5 self-development tips to inspire busy professionals
Learning is something we do every day, whether we realise it or not. From reading the morning news, to taking a diverted traffic route in a daily commute – we’re constantly picking up new snippets of information and integrating them into our understanding of the world. As the future of work takes shape and increasingly moves into new technological territory, we see our need to learn and develop accelerating too.
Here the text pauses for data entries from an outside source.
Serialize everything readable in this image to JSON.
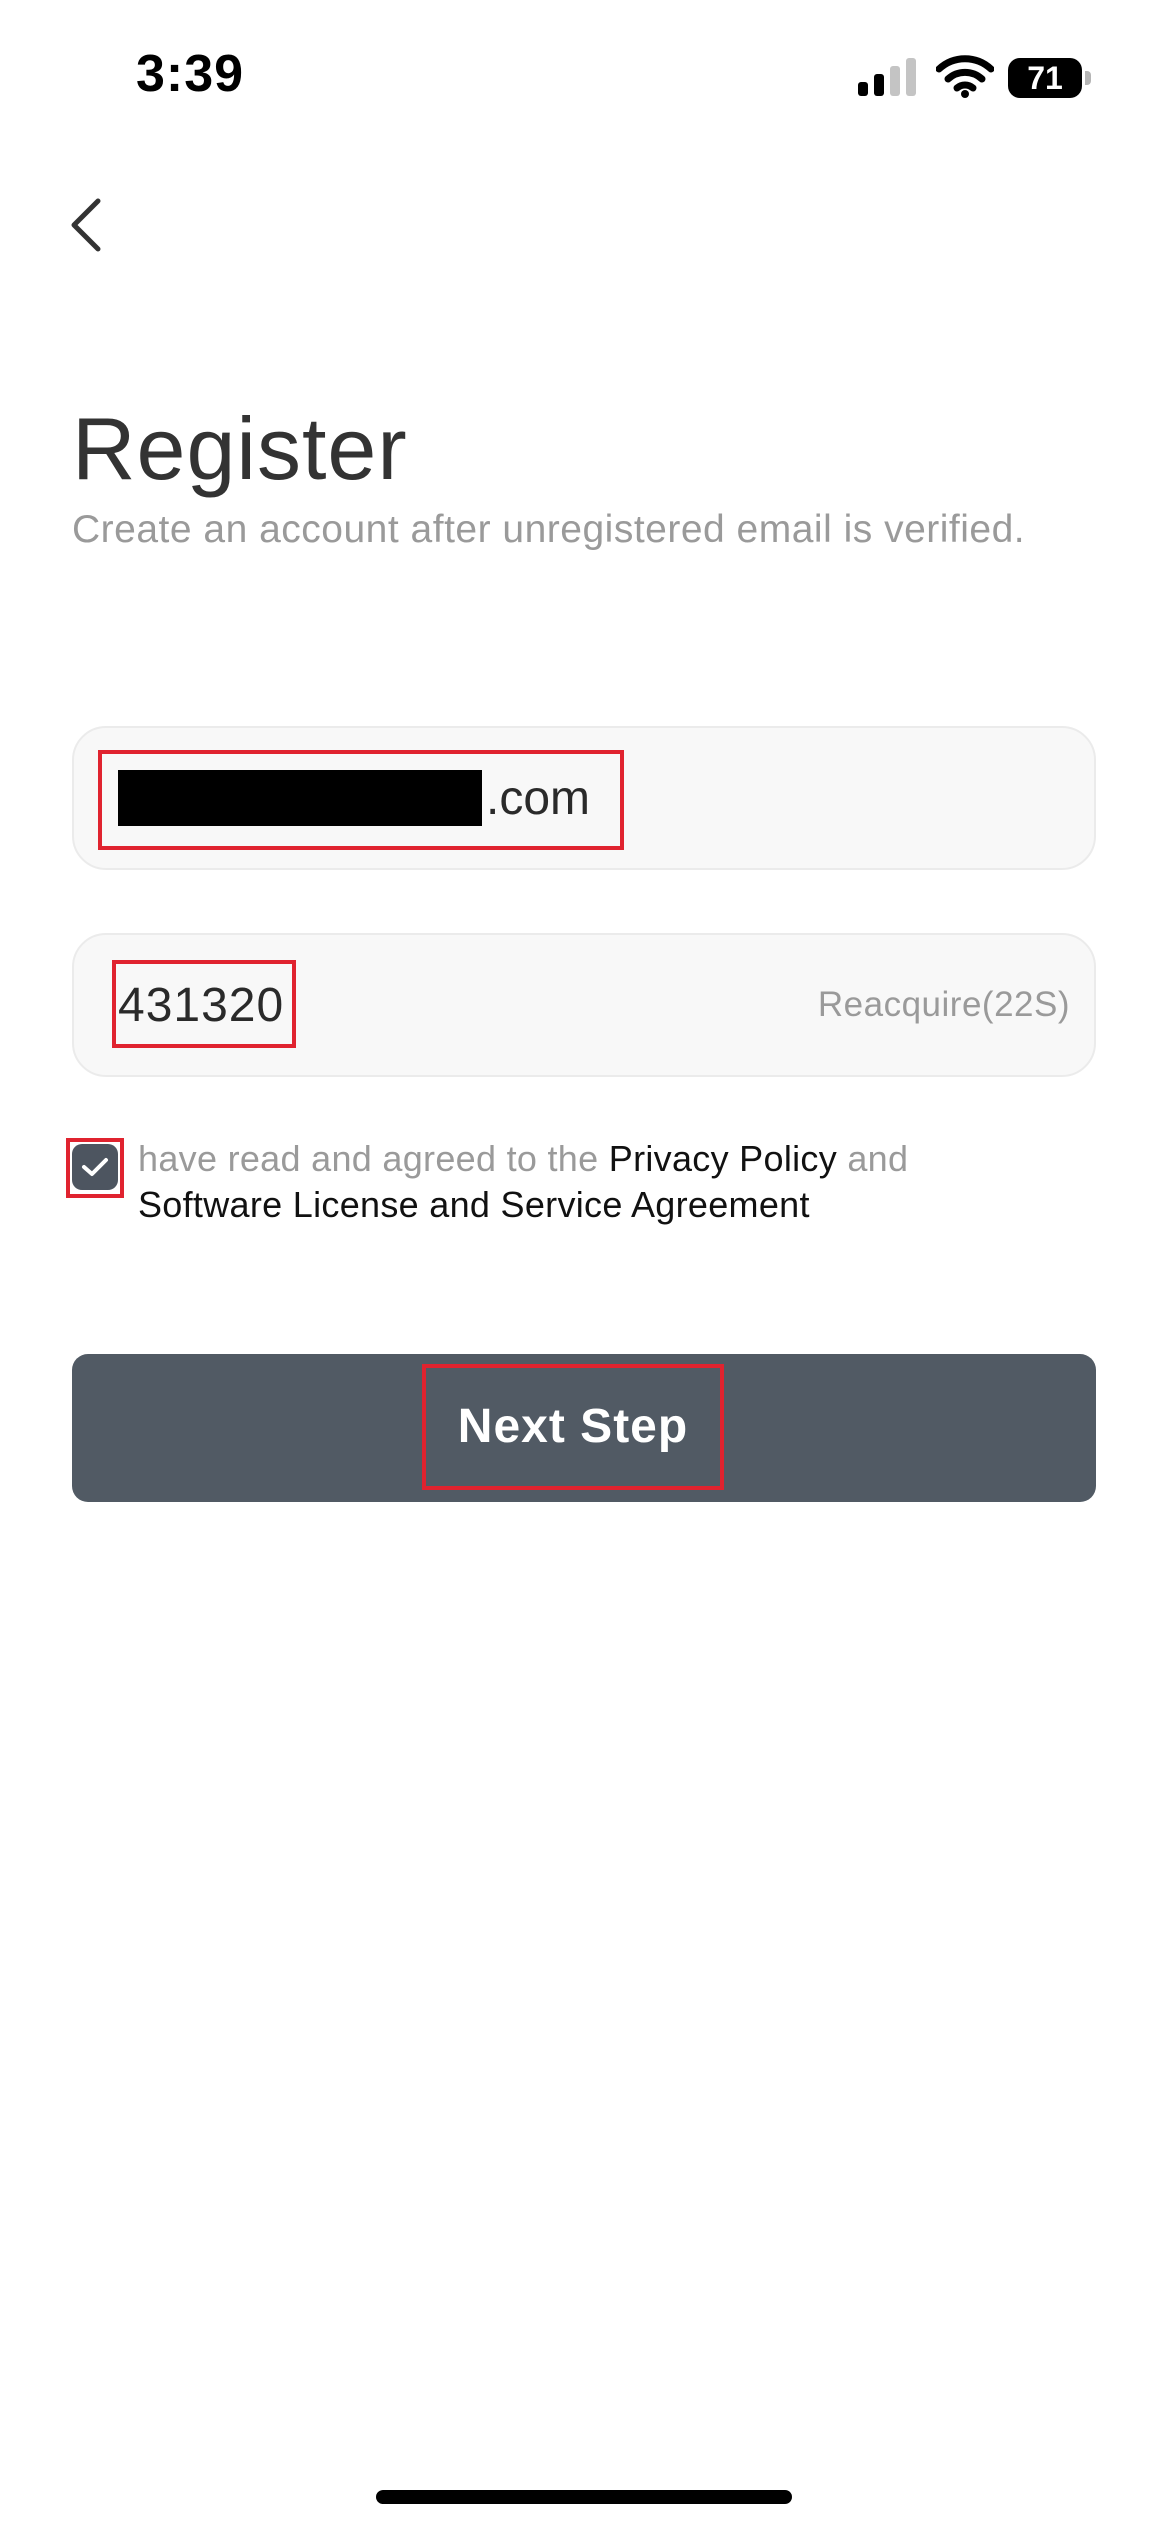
{
  "status_bar": {
    "time": "3:39",
    "battery_level": "71",
    "signal_strength_bars": 2,
    "signal_total_bars": 4
  },
  "header": {
    "back_icon": "chevron-left-icon"
  },
  "register": {
    "title": "Register",
    "subtitle": "Create an account after unregistered email is verified."
  },
  "email_field": {
    "value_visible_suffix": ".com",
    "redacted": true
  },
  "code_field": {
    "value": "431320",
    "resend_label": "Reacquire(22S)"
  },
  "agreement": {
    "checked": true,
    "prefix": "have read and agreed to the ",
    "privacy_link": "Privacy Policy",
    "middle": " and",
    "license_link": "Software License and Service Agreement"
  },
  "next_button": {
    "label": "Next Step"
  },
  "colors": {
    "button_bg": "#515a64",
    "checkbox_bg": "#4d5560",
    "highlight": "#e0232f",
    "muted_text": "#9a9a9a"
  }
}
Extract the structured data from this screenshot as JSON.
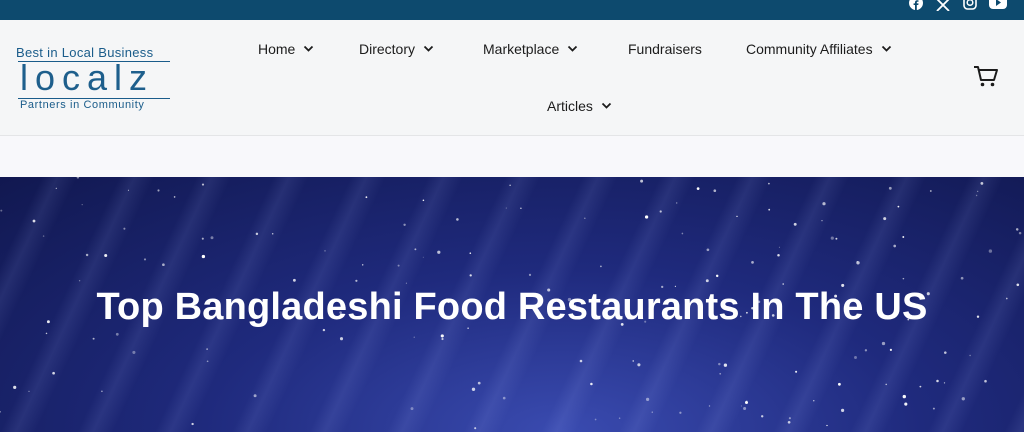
{
  "social": [
    {
      "icon": "facebook-icon"
    },
    {
      "icon": "x-twitter-icon"
    },
    {
      "icon": "instagram-icon"
    },
    {
      "icon": "youtube-icon"
    }
  ],
  "logo": {
    "tagline": "Best in Local Business",
    "wordmark": "localz",
    "subtitle": "Partners in Community"
  },
  "nav": {
    "home": "Home",
    "directory": "Directory",
    "marketplace": "Marketplace",
    "fundraisers": "Fundraisers",
    "affiliates": "Community Affiliates",
    "articles": "Articles"
  },
  "cart": {
    "icon": "cart-icon"
  },
  "hero": {
    "title": "Top Bangladeshi Food Restaurants In The US"
  },
  "colors": {
    "topbar": "#0d4a6e",
    "brand": "#1e5f8c",
    "hero_dark": "#111850",
    "hero_light": "#3a4bb0"
  }
}
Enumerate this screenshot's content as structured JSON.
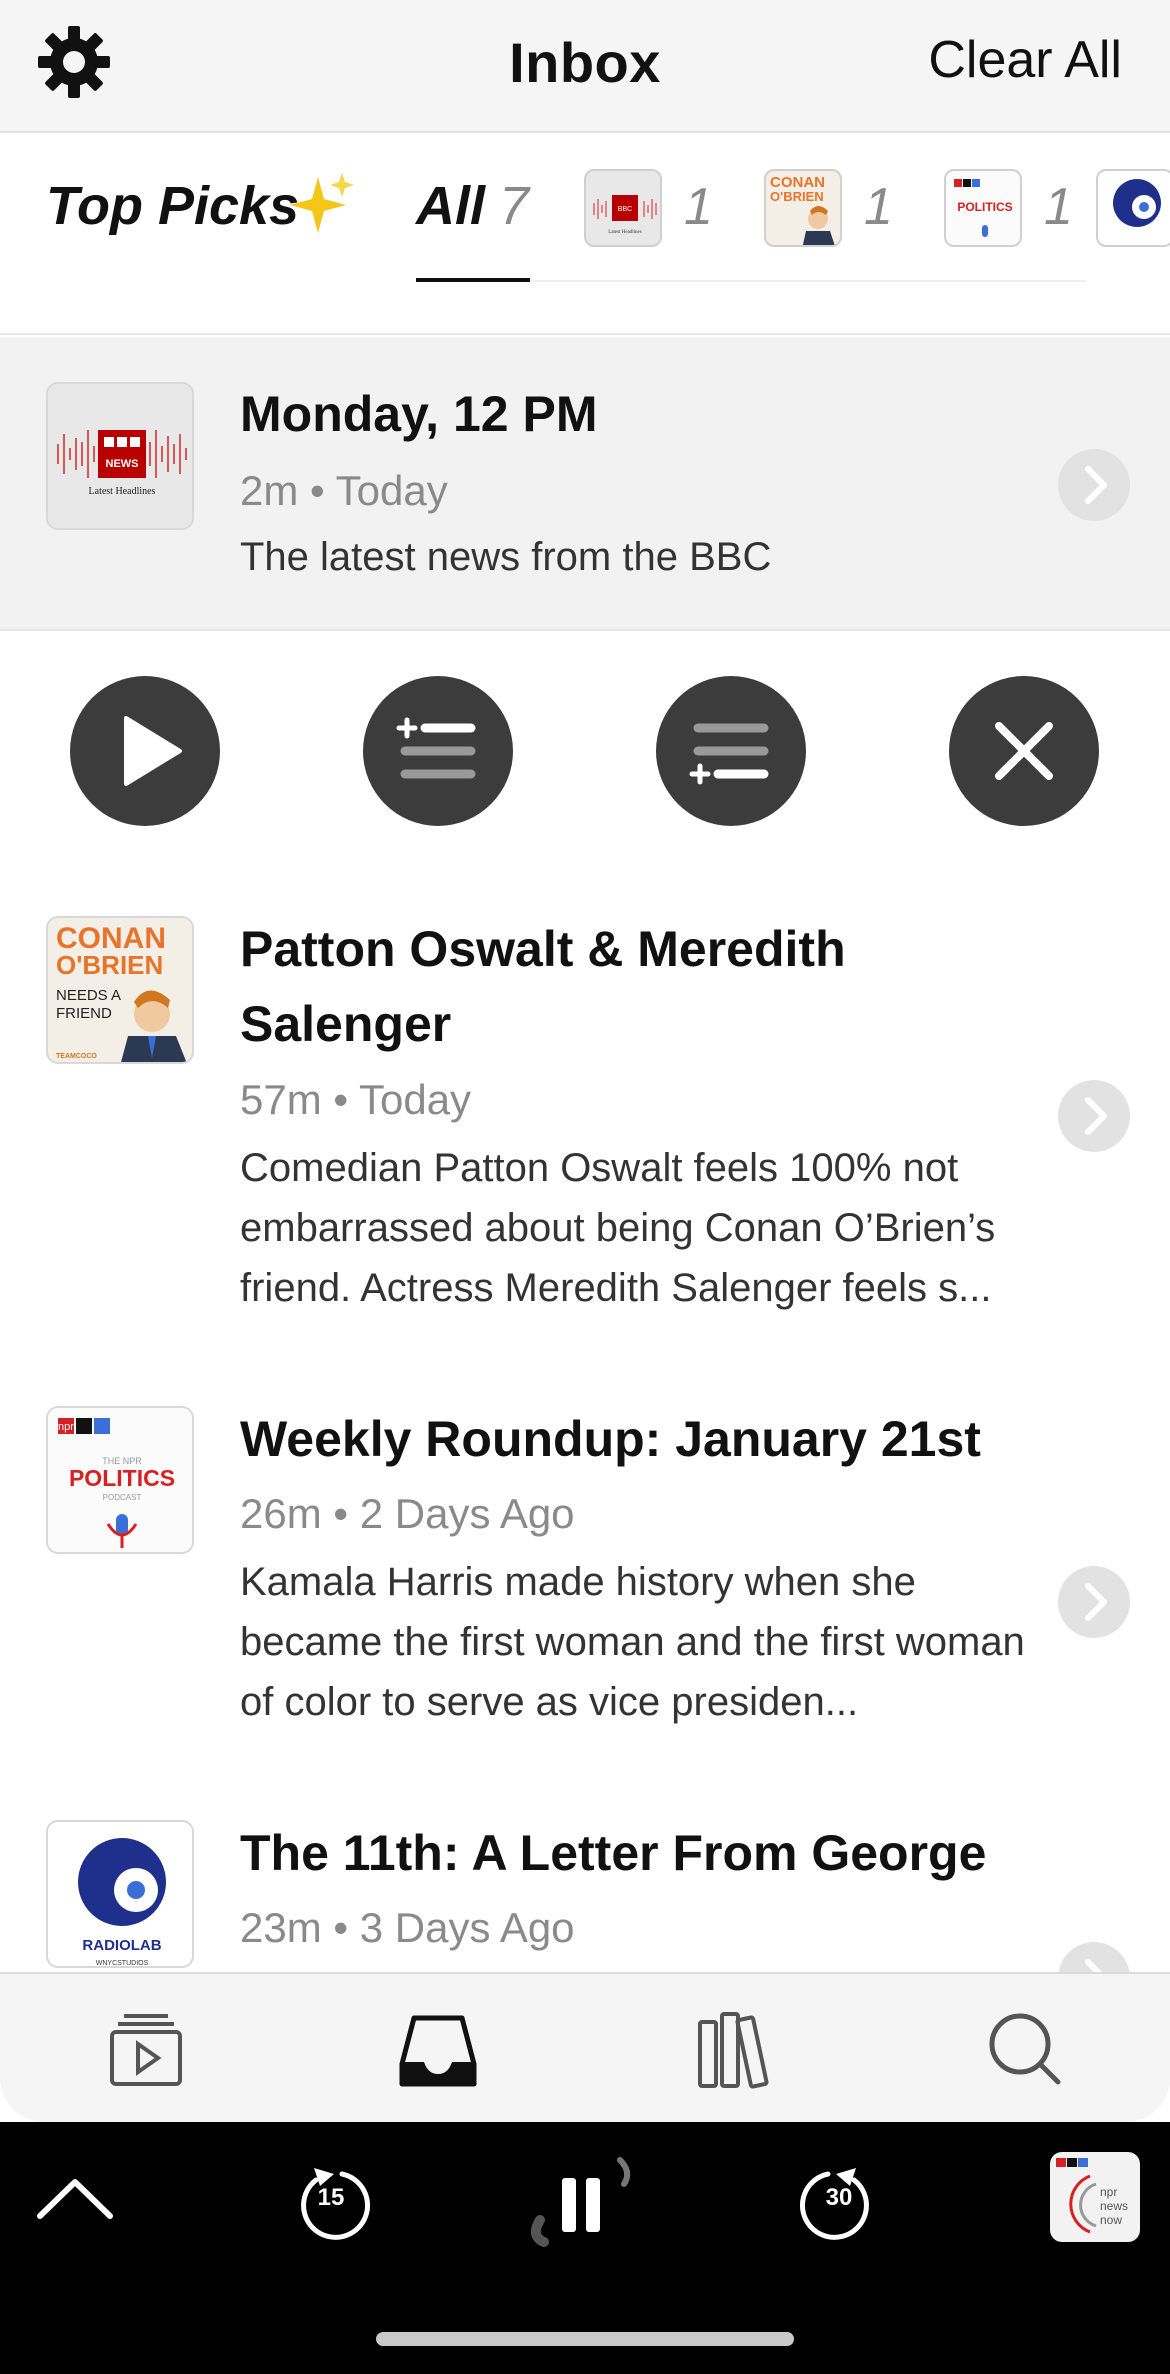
{
  "header": {
    "title": "Inbox",
    "clear_all": "Clear All"
  },
  "filters": {
    "top_picks": "Top Picks",
    "all_label": "All",
    "all_count": "7",
    "podcasts": [
      {
        "name": "BBC News Latest Headlines",
        "count": "1"
      },
      {
        "name": "Conan O'Brien Needs A Friend",
        "count": "1"
      },
      {
        "name": "The NPR Politics Podcast",
        "count": "1"
      },
      {
        "name": "Radiolab",
        "count": ""
      }
    ]
  },
  "art_text": {
    "bbc_badge": "BBC NEWS",
    "bbc_sub": "Latest Headlines",
    "conan_line1": "CONAN",
    "conan_line2": "O'BRIEN",
    "conan_line3": "NEEDS A",
    "conan_line4": "FRIEND",
    "conan_brand": "TEAMCOCO",
    "npr_logo": "npr",
    "politics_small": "THE NPR",
    "politics_big": "POLITICS",
    "politics_podcast": "PODCAST",
    "radiolab_name": "RADIOLAB",
    "radiolab_studio": "WNYCSTUDIOS",
    "newsnow": "news now"
  },
  "episodes": [
    {
      "title": "Monday, 12 PM",
      "meta": "2m • Today",
      "desc": "The latest news from the BBC"
    },
    {
      "title": "Patton Oswalt & Meredith Salenger",
      "meta": "57m • Today",
      "desc": "Comedian Patton Oswalt feels 100% not embarrassed about being Conan O’Brien’s friend. Actress Meredith Salenger feels s..."
    },
    {
      "title": "Weekly Roundup: January 21st",
      "meta": "26m • 2 Days Ago",
      "desc": "Kamala Harris made history when she became the first woman and the first woman of color to serve as vice presiden..."
    },
    {
      "title": "The 11th: A Letter From George",
      "meta": "23m • 3 Days Ago",
      "desc": ""
    }
  ],
  "player": {
    "rewind_seconds": "15",
    "forward_seconds": "30"
  },
  "colors": {
    "accent": "#3c3c3c",
    "bbc_red": "#b80000",
    "conan_orange": "#e8742b",
    "npr_red": "#d62021",
    "radiolab_blue": "#1f2f8c"
  }
}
With greater numbers of millennials join the workforce, we’re seeing this appetite grow again in the workplace. Trends are shifting towards learning and development-based rewards programmes, demonstrating a growing preference for knowledge, rather than a financial reward. And, with the future of work placing greater importance on skills such as cognitive flexibility, creative thinking, and emotional intelligence, there’s never been a better time to continue developing yourself, professionally and personally. So how, as a busy professional, do you ensure you’re developing your skills, while remaining focussed on your job? Here are some ideas for you:
It doesn’t have to be old-school
You’re an experienced professional with proven expertise. You don’t fancy sitting in a classroom for months on end – you have a schedule of responsibilities that you need to prioritise, and you’re capable of working autonomously. As an adult, you know your learning preferences and which subjects best satisfy your curiosity, or will complement your career.
Malcolm Knowles, a thought-leader on adult learning, determined there are particular drivers that enable professionals to learn in different ways. For example, adults mostly pursue subjects that interest them or are applicable to their career progress; they prefer applicable, activity-based learning; and they prioritise their learning when the time suits them – resulting in more efficient and effective learning.
With these drivers in mind, we approached Tracy Jackson, EY’s Senior Manager for Learning and Organisation Development, and asked her advice on how to expand your potential:
1. Check your attitude to growth and development
Do you get excited by learning something new? Are you the type of person to follow up on subjects that pique your interest? Do you see problems as appealing challenges? If you answered ‘no’ to these questions, it’d be in your interests to reframe your outlook.
Tracy is also the Leader of the EY Edge Programme, and gives this example of how EY inspires growth and development in people.
She says, “This programme builds the knowledge, confidence, resilience and personal strengths of our future leaders, to enable them to cut through uncertainty and lead with purpose. Its focus is to expand participants’ personal boundaries and see what’s really possible.”
Take a look at your own boundaries – personal and professional, and consider what you can do to push them. Where can you develop your knowledge and interests? The positive effects on your career, and even the people around you, will surprise you.
2. Make use of online resources
From subscription-only to free online courses, you can access a world of lessons from any of your digital devices, at any point in time. Whether you’ve got a subject in mind or not, there’s a whole variety of courses on offer and as each course ends, you’ll likely be looking into which one you want to jump into next.
3. Become, or find, a mentor
Nothing’s as exciting as sharing new knowledge. Whether you seek out a mentor or a mentee, the satisfaction of learning and sharing knowledge has incredible advantages. As well as finding the learning travelling both ways, you’ll also be reinforcing your knowledge, as you teach.
Tracy also adds, “If you can, find a mentor both in and outside of your workplace. Having external perspectives can help open up new thinking and also provide great insights to share back in the business, both with your teams and key stakeholders.”
4. Set real-world goals to apply your learning
Whether you want to learn how to grow organic vegetables, or master the basics of coding, ensure you have a plan to work towards once you’ve gained this new knowledge.
According to Tracy, “Having really clear and aspirational goals associated with your learning is key. With any type of learning experience, I would recommend the 70/20/10 model where your learning is 10% face-to-face, 20% coaching and mentoring, and 70% on-the-job experience.”
The more task-based your learning is, and the clearer you can see the results of it, the more satisfied and inspired you’ll be.
5. Make the time
Prioritising your learning is essential to ensuring it’s effective. Create a schedule and keep your study appointments. Whether it’s reading notes on your way to work or scheduling an hour of study two evenings a week, make sure you stick to your plan. Repetition and consistency will also help you retain the information.
Changing for the better
With the future of work already upon us, and a preference for employees with drive, flexibility and creativity emerging, there’s never been a better time to consider how you can develop and grow.
It’s definitely important at EY. Tracy mentions, “We’re interested in encouraging our people to define the future and find better questions together. We’re equipping our people with cutting edge knowledge and the tools to put it into practice.”
It’s an approach we should all invest in, because no matter how knowledgeable you are in your chosen field of expertise, there’s always room for new learning. Whether that’s because processes keep changing, evolving and (hopefully!) improving, or because your interest has piqued in a new subject, is entirely up to you. What matters most is that, in a workplace that’s rapidly evolving into one that rewards people with transferable skills, you tap into that drive to discover and to grow as a professional, and as a person.